カントー橋崩落・・・・これもリストラのやりすぎか

 これはベトナム向け日本のODAで建設途中のカントー橋。先日(09/27)、突然桁は崩壊しました。この橋は、中央に斜張橋があり、その前後に高架橋が接続するという形式を採っています。施工は大成・鹿島・新日鐵JV。設計・施工管理は日本工営・長大JV。100%日本製です。田中真紀子が外務大臣をクビになって、後任が川口順子。その時に発表されたのが、ODAのアンタイドローン廃止。つまり、国連援助でも政府間援助でも、日本政府が資金を出している事業は、日本企業のひも付きだということ。日本保守派が目の敵にしている対中ODAでも、計画・受注するのは日本企業だから、無料で中国に金をくれてやっているわけではない。ODA予算はちゃんと日本企業に(そして自民党に)、還流するシステムが出来上がっているのです。つまり対外ODAは、国内GDPを押し上げる要素となっている(かつての地方公共事業が、形を変えて海外にばらまかれていると思えばよい)。それを判っていない連中が多すぎる。このカントー橋も、そういうシステムの中で建設されているのでしょう。
 さて、それは別にして最初見た写真では、何となく斜張橋の主塔から張り出している桁で落下したように見えたので、ケーブルが切れたのか、と思ったのだが、上の写真では高架部の桁の落下です。高架部は現場打ちPC橋。原因はコンクリートの強度が発現する前に、何らかの原因でサポートが倒壊し、それにつれて桁が落下したのでしょう。この種の事故は、日本でもかつて幾らでもあったので、別に珍しくはありませんが、特徴的なのは、数スパンが同時に落下していることです。一番手前はよく判らないが、ここも落下しているとすると、3スパンが同時に落下している。これは、なかなか珍しい。前日から雨が降っていたから、などという報道もあったが、それは関係は無いだろう。写真を見るとおり、地面に水が溜まっている様子はない。地下水位が上昇すると、支持力が低下する地盤も無くはないが、3スパンが同時に低下するような状態は考えがたい。PC橋だから、3スパン同時に緊張を懸けたのかもしれない。その時に何処か一カ所で、力のバランスが崩れるとそれが次々と伝播し、全体の倒壊に繋がる。橋脚が真っ直ぐ立っているから、倒壊の原因は上部工の施工にあると考えたほうが良いでしょう。何故こういう事故が発生したかと言うと、リストラのやりすぎで、施工JVの中に、PC工事が出来るベテランが減ってしまっているからではないでしょうか?人災か?

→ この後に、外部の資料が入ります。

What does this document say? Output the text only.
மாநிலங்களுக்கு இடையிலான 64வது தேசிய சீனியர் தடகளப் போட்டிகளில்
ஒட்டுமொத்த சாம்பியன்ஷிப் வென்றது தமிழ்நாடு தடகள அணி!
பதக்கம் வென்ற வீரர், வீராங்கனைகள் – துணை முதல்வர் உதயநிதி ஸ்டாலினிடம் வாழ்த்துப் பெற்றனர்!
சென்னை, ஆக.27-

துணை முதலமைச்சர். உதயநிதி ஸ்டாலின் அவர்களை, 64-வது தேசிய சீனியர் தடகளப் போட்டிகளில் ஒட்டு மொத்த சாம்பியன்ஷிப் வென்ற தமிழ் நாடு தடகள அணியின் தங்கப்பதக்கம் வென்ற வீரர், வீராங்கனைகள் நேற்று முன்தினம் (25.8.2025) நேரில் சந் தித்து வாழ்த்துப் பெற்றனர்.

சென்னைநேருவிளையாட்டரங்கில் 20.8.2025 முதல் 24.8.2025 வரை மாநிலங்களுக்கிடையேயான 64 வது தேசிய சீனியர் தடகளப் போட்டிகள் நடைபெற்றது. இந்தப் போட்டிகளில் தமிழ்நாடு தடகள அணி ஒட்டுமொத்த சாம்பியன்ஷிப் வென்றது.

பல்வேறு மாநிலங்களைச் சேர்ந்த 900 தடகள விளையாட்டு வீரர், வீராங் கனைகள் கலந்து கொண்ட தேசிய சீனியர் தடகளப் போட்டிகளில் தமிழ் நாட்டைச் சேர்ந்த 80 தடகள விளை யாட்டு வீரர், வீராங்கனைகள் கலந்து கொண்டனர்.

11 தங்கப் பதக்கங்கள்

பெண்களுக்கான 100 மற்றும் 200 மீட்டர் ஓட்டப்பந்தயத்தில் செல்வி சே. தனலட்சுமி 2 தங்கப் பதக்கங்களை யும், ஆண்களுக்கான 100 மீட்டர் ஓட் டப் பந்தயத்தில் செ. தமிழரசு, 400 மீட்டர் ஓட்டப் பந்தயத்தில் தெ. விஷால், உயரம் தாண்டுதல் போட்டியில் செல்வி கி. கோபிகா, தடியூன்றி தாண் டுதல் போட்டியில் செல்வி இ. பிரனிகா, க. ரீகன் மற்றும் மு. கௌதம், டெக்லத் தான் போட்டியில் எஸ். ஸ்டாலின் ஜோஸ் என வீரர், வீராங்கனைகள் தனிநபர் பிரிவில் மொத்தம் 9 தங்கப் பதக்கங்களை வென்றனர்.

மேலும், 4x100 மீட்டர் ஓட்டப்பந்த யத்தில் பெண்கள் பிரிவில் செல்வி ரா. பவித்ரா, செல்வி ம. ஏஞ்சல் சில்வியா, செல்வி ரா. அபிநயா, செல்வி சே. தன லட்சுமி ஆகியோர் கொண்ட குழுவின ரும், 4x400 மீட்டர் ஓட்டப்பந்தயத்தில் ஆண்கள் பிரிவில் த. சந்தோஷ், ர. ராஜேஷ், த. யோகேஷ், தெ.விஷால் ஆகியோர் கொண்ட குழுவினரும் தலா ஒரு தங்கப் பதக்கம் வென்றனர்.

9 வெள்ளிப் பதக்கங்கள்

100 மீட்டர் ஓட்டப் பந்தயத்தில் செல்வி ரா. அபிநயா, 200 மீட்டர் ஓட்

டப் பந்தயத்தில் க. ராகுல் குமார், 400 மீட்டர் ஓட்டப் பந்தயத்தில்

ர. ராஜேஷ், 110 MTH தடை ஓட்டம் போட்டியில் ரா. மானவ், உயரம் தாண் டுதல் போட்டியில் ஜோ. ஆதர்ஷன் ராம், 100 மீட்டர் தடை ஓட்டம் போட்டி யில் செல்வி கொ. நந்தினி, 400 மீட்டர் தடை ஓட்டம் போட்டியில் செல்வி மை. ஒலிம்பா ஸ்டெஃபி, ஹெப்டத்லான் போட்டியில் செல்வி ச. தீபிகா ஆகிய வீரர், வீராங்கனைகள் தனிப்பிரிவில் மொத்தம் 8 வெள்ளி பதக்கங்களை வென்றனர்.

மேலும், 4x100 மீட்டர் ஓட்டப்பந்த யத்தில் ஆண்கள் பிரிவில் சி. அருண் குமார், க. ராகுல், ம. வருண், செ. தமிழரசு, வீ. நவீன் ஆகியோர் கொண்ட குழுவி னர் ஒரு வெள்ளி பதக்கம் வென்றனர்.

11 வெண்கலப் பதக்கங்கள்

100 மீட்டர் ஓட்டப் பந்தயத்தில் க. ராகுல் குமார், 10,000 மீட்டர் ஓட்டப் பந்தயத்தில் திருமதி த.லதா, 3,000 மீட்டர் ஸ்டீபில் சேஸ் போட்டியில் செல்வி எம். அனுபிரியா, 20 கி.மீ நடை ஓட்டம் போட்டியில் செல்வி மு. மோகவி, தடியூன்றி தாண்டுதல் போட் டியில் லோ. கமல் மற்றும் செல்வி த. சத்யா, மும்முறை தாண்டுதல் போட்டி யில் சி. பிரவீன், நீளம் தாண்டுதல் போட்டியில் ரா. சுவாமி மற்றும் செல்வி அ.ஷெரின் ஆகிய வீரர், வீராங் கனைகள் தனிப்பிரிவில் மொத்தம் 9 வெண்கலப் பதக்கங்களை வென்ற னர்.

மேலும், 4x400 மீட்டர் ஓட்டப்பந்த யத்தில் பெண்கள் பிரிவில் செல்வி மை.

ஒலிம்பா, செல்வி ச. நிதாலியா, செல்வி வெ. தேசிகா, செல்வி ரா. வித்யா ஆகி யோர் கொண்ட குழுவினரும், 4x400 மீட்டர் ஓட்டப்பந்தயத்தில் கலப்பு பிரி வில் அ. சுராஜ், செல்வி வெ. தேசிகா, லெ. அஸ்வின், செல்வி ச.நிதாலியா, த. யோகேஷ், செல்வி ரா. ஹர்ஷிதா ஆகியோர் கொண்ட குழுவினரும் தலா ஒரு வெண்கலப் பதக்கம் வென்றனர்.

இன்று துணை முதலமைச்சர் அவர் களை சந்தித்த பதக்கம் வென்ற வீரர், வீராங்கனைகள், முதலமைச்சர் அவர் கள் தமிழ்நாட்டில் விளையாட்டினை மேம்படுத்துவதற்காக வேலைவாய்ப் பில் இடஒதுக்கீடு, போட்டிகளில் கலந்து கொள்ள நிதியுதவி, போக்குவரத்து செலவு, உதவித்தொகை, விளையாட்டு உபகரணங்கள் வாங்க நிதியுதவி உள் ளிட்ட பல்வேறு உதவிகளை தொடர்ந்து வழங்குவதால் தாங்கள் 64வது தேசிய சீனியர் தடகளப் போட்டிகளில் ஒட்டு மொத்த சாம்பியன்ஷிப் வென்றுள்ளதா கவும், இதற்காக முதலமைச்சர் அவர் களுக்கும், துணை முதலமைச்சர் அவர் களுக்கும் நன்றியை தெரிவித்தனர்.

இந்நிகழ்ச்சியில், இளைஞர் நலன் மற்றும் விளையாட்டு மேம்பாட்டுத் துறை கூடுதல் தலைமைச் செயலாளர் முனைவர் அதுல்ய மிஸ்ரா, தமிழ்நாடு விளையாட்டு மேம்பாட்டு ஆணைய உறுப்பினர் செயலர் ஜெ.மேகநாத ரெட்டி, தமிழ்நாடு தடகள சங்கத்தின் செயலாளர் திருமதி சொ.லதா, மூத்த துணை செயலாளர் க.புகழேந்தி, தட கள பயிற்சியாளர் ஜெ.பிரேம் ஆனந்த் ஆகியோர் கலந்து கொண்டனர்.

 なお、この種の事故は、国内ならJVがあちこちに手を回して、有耶無耶にしてしまう(少なくとも責任は上には行かないようにする)ケースが多いが、現地はベトナムだ。社会主義国家だから、そんな甘い話しでは済まない。損害復旧はJV負担。死傷者が出ているから、JVの中から逮捕者が出る可能性はあります。

 07/10/31テレ朝報道ステーションでこの事故が取り上げられています。他のテレビ局はことの重大性に拘わらず知らん顔。政府も外務省も知らん顔。こんなことだから、東シナ海で中国が天然ガス開発をはじめても、後からあたふた大慌てして、国際的に大恥をかかなくてはならないのです。さて、テレビを見ていると、崩壊前のカントー橋高架部の映像がありました。それを見ていると、橋桁は単純桁。3スパンを一体で作るものではない。事故原因は支保工(アナウンサ−や古館がシホウコウと発音していたのが気になりましたが)の強度不足ということらしい。映像では支保工は1スパンあたり中央一基のみ。日本でそんなことやってますかね。施工だけでなく、支保工設計まで遡って追求される可能性が出てきます。事故の半年ほど前に、日本の施工監理員から「支保工の強度が不足している」という報告書が出ているが、それが無視されているというのがテレ朝取材の目玉。果たして、設計管理JVはこれをどう解決するのか?又、仮設設計は施工JVの責任だが、設計コンサルタントもこれをチェックする義務がある。果たして責任の行方は如何に。これを誤ると、東南アジア全体へのODA戦略が狂ってくるのだ。